W drodze do hangarów wioślarskich, gdzie udostępniono biegaczom szatnie, prysznice i zlokalizowano depozyt, przechodzę obok Biura Zawodów…Dosłownie „zasysa” mnie na chwilę do środka, by schronić się na moment przed lodowatym wiatrem…W tym krótkim marszu zmarzłem paskudnie 🙁 …Zaczynam się zastanawiać, czy nie pobiec jednak w kurtce, bo to nie jest zwykły zefirek – porywy uderzają znienacka z prędkością ponad 10m/s i wychładzają bardzo…Będziemy mieć ten wiatr na początku w twarz – może to i dobrze, bo później pomoże w finiszu, gdy odwrócimy kierunek biegu 😉 ….Dzwonię do Marka-Bliźniaka, kiepsko mnie słyszy, ale udaje mi się dowiedzieć, że deponuje sprzęt, więc jest niedaleko. Idę tam…

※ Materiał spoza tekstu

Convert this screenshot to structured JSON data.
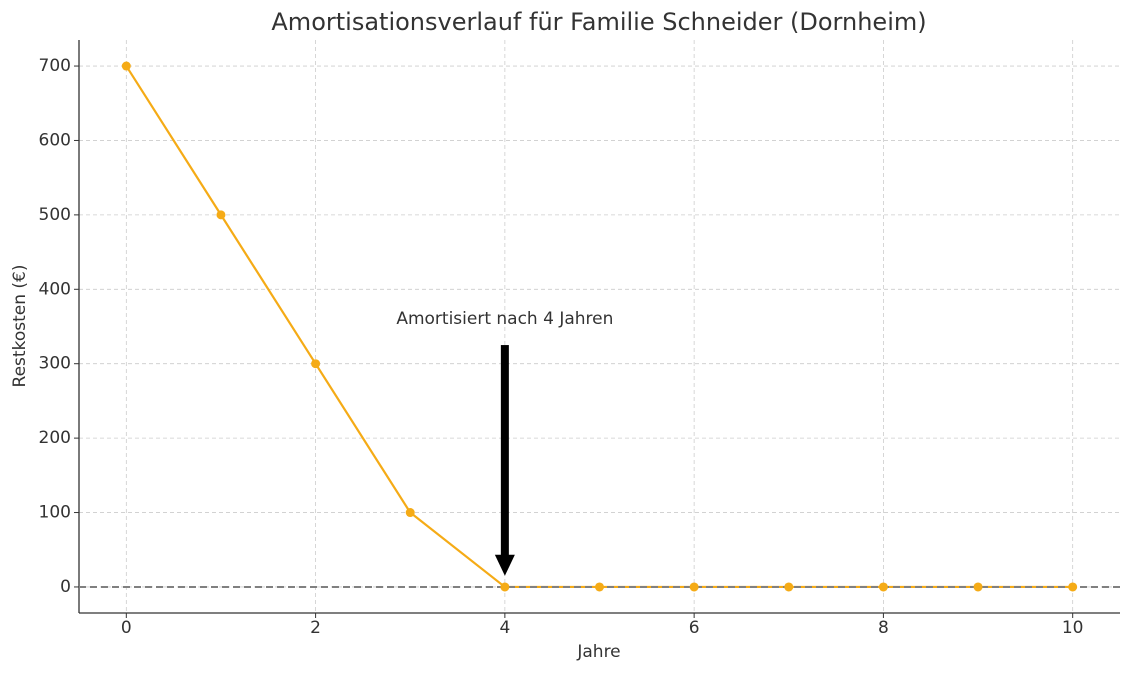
{
  "chart_data": {
    "type": "line",
    "title": "Amortisationsverlauf für Familie Schneider (Dornheim)",
    "x_label": "Jahre",
    "y_label": "Restkosten (€)",
    "x": [
      0,
      1,
      2,
      3,
      4,
      5,
      6,
      7,
      8,
      9,
      10
    ],
    "values": [
      700,
      500,
      300,
      100,
      0,
      0,
      0,
      0,
      0,
      0,
      0
    ],
    "color": "#f5ab16",
    "xlim": [
      -0.5,
      10.5
    ],
    "xticks": [
      0,
      2,
      4,
      6,
      8,
      10
    ],
    "ylim": [
      -35,
      735
    ],
    "yticks": [
      0,
      100,
      200,
      300,
      400,
      500,
      600,
      700
    ],
    "grid": true,
    "reference_line": {
      "y": 0,
      "color": "#808080"
    },
    "annotation": {
      "text": "Amortisiert nach 4 Jahren",
      "x": 4,
      "y": 360,
      "arrow_to": [
        4,
        15
      ]
    }
  }
}
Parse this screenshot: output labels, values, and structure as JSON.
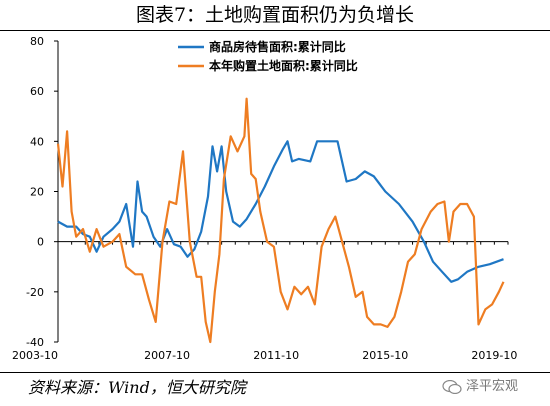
{
  "page_title": "图表7：土地购置面积仍为负增长",
  "source_note": "资料来源：Wind，恒大研究院",
  "watermark_text": "泽平宏观",
  "chart_data": {
    "type": "line",
    "title": "",
    "xlabel": "",
    "ylabel": "",
    "ylim": [
      -40,
      80
    ],
    "yticks": [
      -40,
      -20,
      0,
      20,
      40,
      60,
      80
    ],
    "xlim": [
      "2003-10",
      "2020-04"
    ],
    "xticks": [
      "2003-10",
      "2007-10",
      "2011-10",
      "2015-10",
      "2019-10"
    ],
    "grid": false,
    "legend_position": "top-center",
    "series": [
      {
        "name": "商品房待售面积:累计同比",
        "color": "#1f77c4",
        "points": [
          [
            "2003-10",
            8
          ],
          [
            "2004-02",
            6
          ],
          [
            "2004-06",
            6
          ],
          [
            "2004-09",
            3
          ],
          [
            "2004-12",
            2
          ],
          [
            "2005-03",
            -4
          ],
          [
            "2005-06",
            2
          ],
          [
            "2005-10",
            5
          ],
          [
            "2006-01",
            8
          ],
          [
            "2006-04",
            15
          ],
          [
            "2006-07",
            -2
          ],
          [
            "2006-09",
            24
          ],
          [
            "2006-11",
            12
          ],
          [
            "2007-01",
            10
          ],
          [
            "2007-04",
            2
          ],
          [
            "2007-07",
            -2
          ],
          [
            "2007-10",
            5
          ],
          [
            "2008-01",
            -1
          ],
          [
            "2008-04",
            -2
          ],
          [
            "2008-07",
            -6
          ],
          [
            "2008-10",
            -3
          ],
          [
            "2009-01",
            4
          ],
          [
            "2009-04",
            18
          ],
          [
            "2009-06",
            38
          ],
          [
            "2009-08",
            28
          ],
          [
            "2009-10",
            38
          ],
          [
            "2009-12",
            20
          ],
          [
            "2010-03",
            8
          ],
          [
            "2010-06",
            6
          ],
          [
            "2010-09",
            9
          ],
          [
            "2011-01",
            15
          ],
          [
            "2011-05",
            22
          ],
          [
            "2011-09",
            30
          ],
          [
            "2012-01",
            37
          ],
          [
            "2012-03",
            40
          ],
          [
            "2012-05",
            32
          ],
          [
            "2012-08",
            33
          ],
          [
            "2013-01",
            32
          ],
          [
            "2013-04",
            40
          ],
          [
            "2013-09",
            40
          ],
          [
            "2014-01",
            40
          ],
          [
            "2014-05",
            24
          ],
          [
            "2014-09",
            25
          ],
          [
            "2015-01",
            28
          ],
          [
            "2015-05",
            26
          ],
          [
            "2015-10",
            20
          ],
          [
            "2016-04",
            15
          ],
          [
            "2016-10",
            8
          ],
          [
            "2017-03",
            0
          ],
          [
            "2017-07",
            -8
          ],
          [
            "2017-11",
            -12
          ],
          [
            "2018-03",
            -16
          ],
          [
            "2018-06",
            -15
          ],
          [
            "2018-10",
            -12
          ],
          [
            "2019-03",
            -10
          ],
          [
            "2019-08",
            -9
          ],
          [
            "2020-02",
            -7
          ]
        ]
      },
      {
        "name": "本年购置土地面积:累计同比",
        "color": "#ee7d22",
        "points": [
          [
            "2003-10",
            39
          ],
          [
            "2003-12",
            22
          ],
          [
            "2004-02",
            44
          ],
          [
            "2004-04",
            12
          ],
          [
            "2004-06",
            2
          ],
          [
            "2004-09",
            5
          ],
          [
            "2004-12",
            -4
          ],
          [
            "2005-03",
            5
          ],
          [
            "2005-06",
            -2
          ],
          [
            "2005-10",
            0
          ],
          [
            "2006-01",
            3
          ],
          [
            "2006-04",
            -10
          ],
          [
            "2006-08",
            -13
          ],
          [
            "2006-11",
            -13
          ],
          [
            "2007-02",
            -23
          ],
          [
            "2007-05",
            -32
          ],
          [
            "2007-08",
            0
          ],
          [
            "2007-11",
            16
          ],
          [
            "2008-02",
            15
          ],
          [
            "2008-05",
            36
          ],
          [
            "2008-08",
            0
          ],
          [
            "2008-11",
            -14
          ],
          [
            "2009-01",
            -14
          ],
          [
            "2009-03",
            -32
          ],
          [
            "2009-05",
            -40
          ],
          [
            "2009-07",
            -20
          ],
          [
            "2009-09",
            -5
          ],
          [
            "2009-11",
            25
          ],
          [
            "2010-02",
            42
          ],
          [
            "2010-05",
            36
          ],
          [
            "2010-08",
            42
          ],
          [
            "2010-09",
            57
          ],
          [
            "2010-11",
            27
          ],
          [
            "2011-01",
            25
          ],
          [
            "2011-03",
            12
          ],
          [
            "2011-06",
            0
          ],
          [
            "2011-09",
            -2
          ],
          [
            "2011-12",
            -20
          ],
          [
            "2012-03",
            -27
          ],
          [
            "2012-06",
            -18
          ],
          [
            "2012-09",
            -21
          ],
          [
            "2012-12",
            -18
          ],
          [
            "2013-03",
            -25
          ],
          [
            "2013-06",
            -2
          ],
          [
            "2013-09",
            5
          ],
          [
            "2013-12",
            10
          ],
          [
            "2014-03",
            0
          ],
          [
            "2014-06",
            -10
          ],
          [
            "2014-09",
            -22
          ],
          [
            "2014-12",
            -20
          ],
          [
            "2015-02",
            -30
          ],
          [
            "2015-05",
            -33
          ],
          [
            "2015-08",
            -33
          ],
          [
            "2015-11",
            -34
          ],
          [
            "2016-02",
            -30
          ],
          [
            "2016-05",
            -20
          ],
          [
            "2016-08",
            -8
          ],
          [
            "2016-11",
            -5
          ],
          [
            "2017-02",
            5
          ],
          [
            "2017-06",
            12
          ],
          [
            "2017-09",
            15
          ],
          [
            "2017-12",
            16
          ],
          [
            "2018-02",
            0
          ],
          [
            "2018-04",
            12
          ],
          [
            "2018-07",
            15
          ],
          [
            "2018-10",
            15
          ],
          [
            "2019-01",
            10
          ],
          [
            "2019-03",
            -33
          ],
          [
            "2019-06",
            -27
          ],
          [
            "2019-09",
            -25
          ],
          [
            "2019-12",
            -20
          ],
          [
            "2020-02",
            -16
          ]
        ]
      }
    ]
  }
}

W drodze przyglądam się tafli jeziora – wzburzonej i rozfalowanej jak nad morzem… 😀 . Z Markiem jest jego brat, Maciek i Piechu 😀 😀 . Dołącza Bartek z BBLa i biegający z nami w niedzielę, Zbyszek. No wreszcie znajome twarze 🙂 …
Mimo kiepskiej aury, humory nam dopisują. Piechowi, z racji skąpego ubioru, jest najzimniej 😉 …
Czekamy jeszcze chwilę, bo okazuje się, że w naszym kierunku zmierza Tomek z Jolą, nasi dotychczas wirtualni biegający znajomi, którzy przyjechali tu ze Świecia. Wreszcie jest okazja poznać się osobiście 🙂 . Gdy już jesteśmy skompletowani ruszamy na start truchcikiem. Czasu jeszcze sporo, przeszło pół godziny, ale podobno w wyznaczonych strefach trzeba stawić się na kwadrans przed startem, więc nie zwlekamy. Im bliżej Baraniaka, tym tłum kolorowych biegaczy, ściągających tu zewsząd, gęstnieje 😀 . Zatrzymujemy się na małe rozciąganie przy ławeczce. Pogaduchy trwają…
…i wygłupy 😉 …
Przychodzi wreszcie czas, by się rozdzielić zgodnie z oznaczeniem stref na numerze startowym. Mnie, jako debiutanta i tego, który nie deklarował ambitnych planów, przydzielono do ostatniej sekcji 🙁 …Póki co, trudno oszacować, ilu będzie obok mnie biegaczy – ruch panuje tu niczym w ulu, wszyscy, rozgrzewając się, biegają w obu kierunkach…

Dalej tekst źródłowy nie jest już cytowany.